Hardesty Traces Early Black Intellectual Networks | @AAIHS

Hardesty:

“The question remains, however, as to how the petitioners learned about the Somerset decision and coartación. Last month, I wrote about how many black Bostonians were literate and engaged with the print culture of the eighteenth century. As one of the most important legal decisions regarding slavery in Anglo-American law, Somerset received significant coverage in the American press. Indeed, it would have been hard to avoid reading about the case after it began circulating around the Atlantic world in the summer of 1772. Slaves and free blacks reading about Somerset could not help but be energized by the decision and understand it as an important legal precedent for freedom and a catalyst for their own local struggles.

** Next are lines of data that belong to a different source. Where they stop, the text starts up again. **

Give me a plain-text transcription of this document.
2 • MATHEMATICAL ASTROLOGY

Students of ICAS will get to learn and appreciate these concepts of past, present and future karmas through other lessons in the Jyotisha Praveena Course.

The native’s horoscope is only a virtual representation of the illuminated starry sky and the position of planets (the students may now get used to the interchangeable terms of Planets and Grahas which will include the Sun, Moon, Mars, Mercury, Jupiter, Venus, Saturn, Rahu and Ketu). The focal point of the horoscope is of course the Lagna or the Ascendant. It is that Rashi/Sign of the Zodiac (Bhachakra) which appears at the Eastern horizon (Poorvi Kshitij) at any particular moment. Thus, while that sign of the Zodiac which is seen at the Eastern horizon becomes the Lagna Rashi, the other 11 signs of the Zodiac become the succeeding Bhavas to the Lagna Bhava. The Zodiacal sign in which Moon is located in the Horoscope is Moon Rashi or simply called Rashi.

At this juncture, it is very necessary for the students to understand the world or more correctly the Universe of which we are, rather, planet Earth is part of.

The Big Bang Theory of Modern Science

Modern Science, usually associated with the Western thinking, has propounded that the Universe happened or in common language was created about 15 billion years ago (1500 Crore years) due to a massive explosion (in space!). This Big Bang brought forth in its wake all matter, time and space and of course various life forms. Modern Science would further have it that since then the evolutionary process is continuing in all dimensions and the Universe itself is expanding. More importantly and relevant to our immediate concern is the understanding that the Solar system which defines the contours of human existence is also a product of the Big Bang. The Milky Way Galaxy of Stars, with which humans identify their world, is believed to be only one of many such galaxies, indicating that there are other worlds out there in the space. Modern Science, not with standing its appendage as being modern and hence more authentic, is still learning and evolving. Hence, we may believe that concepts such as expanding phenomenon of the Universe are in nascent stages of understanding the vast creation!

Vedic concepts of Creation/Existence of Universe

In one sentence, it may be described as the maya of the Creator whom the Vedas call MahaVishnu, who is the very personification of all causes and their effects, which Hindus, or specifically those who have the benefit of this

“Tracing coartación’s intellectual network poses additional problems. While many black Bostonians could read and write English, Spanish was another matter. Likewise, the practice would not have been widely publicized in the Anglophone press. Knowledge of it, then, most likely came from two sources. First, because of the numerous eighteenth-century wars between Great Britain and Spain (usually allied with Britain’s arch nemesis, France), colonial privateers raided Spanish ships, captured cargoes, and enslaved crewmen of color, whether they were legally bound or not. These “Spanish Negroes” arrived in nearly every port city around the British Atlantic, bringing an understandable hostility with them. They lodged numerous protests with colonial authorities and were often at the center—both actual and suspected—of slave rebellions, most famously the New York Conspiracy of 1741. It is easy to envision the black Spaniards who arrived in Boston (and likewise engaged in rebellious acts) told Afro-Bostonians about coartación to point out the hypocrisy between opportunity for manumission in “tyrannical” Spain and the lack of it in “free” British lands, thus spiting the white society that illegally enslaved them.”